Roughly speaking, it's also at the 12 o'clock position, but in Zhang Yang's view, hooking it there meant it was slightly too responsive, with the strike reaching that spot due to insufficient depth, posing a high risk of losing the fish.
Thus, Zhang Yang pushed the bobber up another unit in front of Xiaobao.
After the second push, Zhang Yang baited and fished again.
After the two pushes, the units shifted from 2 to 3, with subtle changes in bite movement from the start.
There were significantly fewer tentative light bites, only a slight movement seen, followed by a definitive one-unit drop, with clean and decisive bites.
Setting the hook again, the hook was perfectly at 12 o'clock. After brief testing and adjustment, the same rod and bait produced drastically different results in Xiaobao's and Zhang Yang's hands.
"See! The bobber's adjustment is clear, did you catch it?" Zhang Yang confidently asked.
"Uh, I saw the movements clearly but didn't understand why! Could you explain a bit?
Especially why you pushed the bobber up twice? What's the reason?" Xiaobao scratched his head, looking at Zhang Yang with eager eyes.
"It's simple, adding lead balances the remaining buoyancy of the bobber. The original buoyancy was 11 units, now with the lead, it's only 6—the lead neutralized those 5 units.
As for pushing up the bobber seat, the seat position determines the water depth in normal adjustments, and pushing it up lengthens the water line!
On the whole rig, it increases the overall slack of the water and leader lines!
My adjustment had both baited hooks laying flat. When a fish bit, small movements were filtered, and you could set the hook when definite movements appeared! The success rate would be much higher!"
"Uh, let me try! Catching the bite doesn't seem that hard!" Xiaobao rubbed his hands, eager to try.

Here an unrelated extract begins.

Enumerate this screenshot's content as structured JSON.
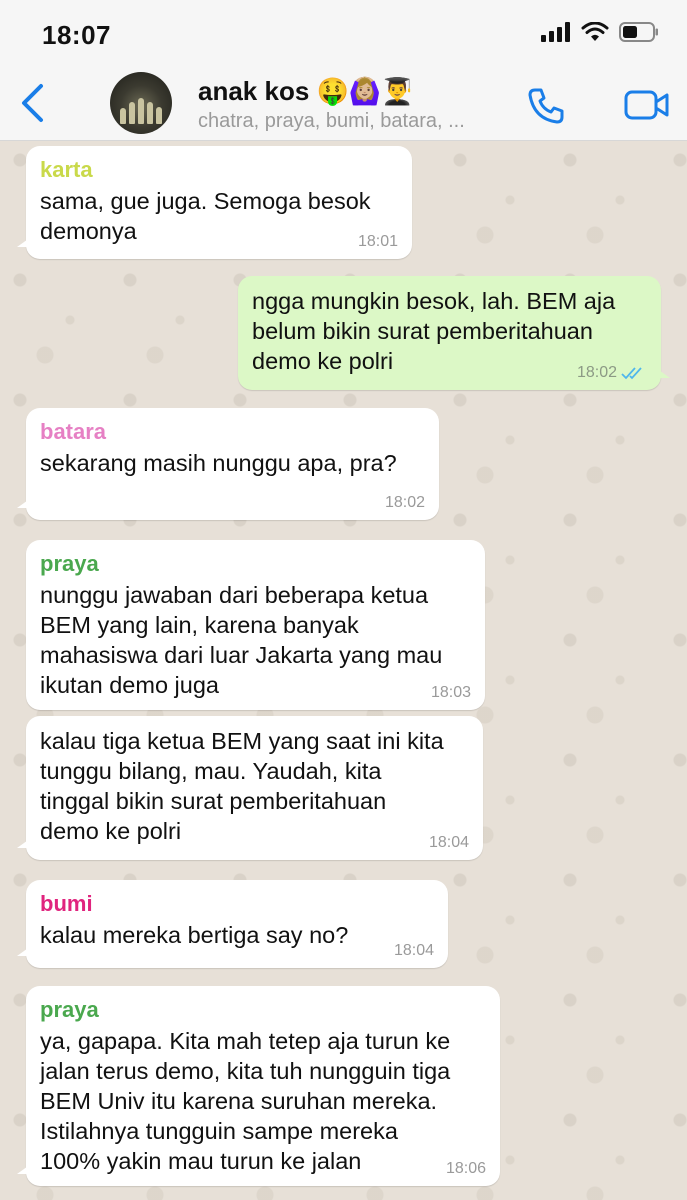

"Here, give it a shot! Be steady when detecting bites, and don't set the hook on unsteady movements!" Zhang Yang reminded him a few more times, still slightly worried.
Watching Zhang Yang adjust the bobber and catch fish instantly, Xiaobao felt it couldn't be that hard, thinking he could manage too.
But when he really baited, cast, and started getting movements, it wasn't the same story.
Movements up and down, various interactions, and rich bobber movements. He casually picked one that seemed reliable but set the hook and missed.
It's just that magical, just that unreasonable. Clearly, when Zhang Yang fished, setting the hook on bites worked, but when Xiaobao tried the same, he didn't even catch a scale.
Bewildered, Xiaobao looked up at Zhang Yang for help: "What's happening? Why do the fish behave when you're here, but become restless when I am?
With so many movements, which one do I go for?"
"Your baiting method is different. Your bait pieces are large, creating scatter and diffusion when entering water, attracting fish. For this fish condition, a steelyard bait is appropriate! Like this..."
Zhang Yang explained while demonstrating with a chunk of soft, sticky bait.
The bait ball from Xiaobao was a rough, long piece, but Zhang Yang made a bait ball resembling a steelyard weight, thick at the bottom and narrow at the top.
The bait ball was small with no closed ends, just slightly bigger than the hook's width.
"Trapping bait in long pieces creates extended sink times and scatter, increasing false bites, whereas a steelyard bait doesn't have this problem. Smaller bait volume, and if a fish wants it, it swallows it in one go!"
Try again, see if the baiting method change helps.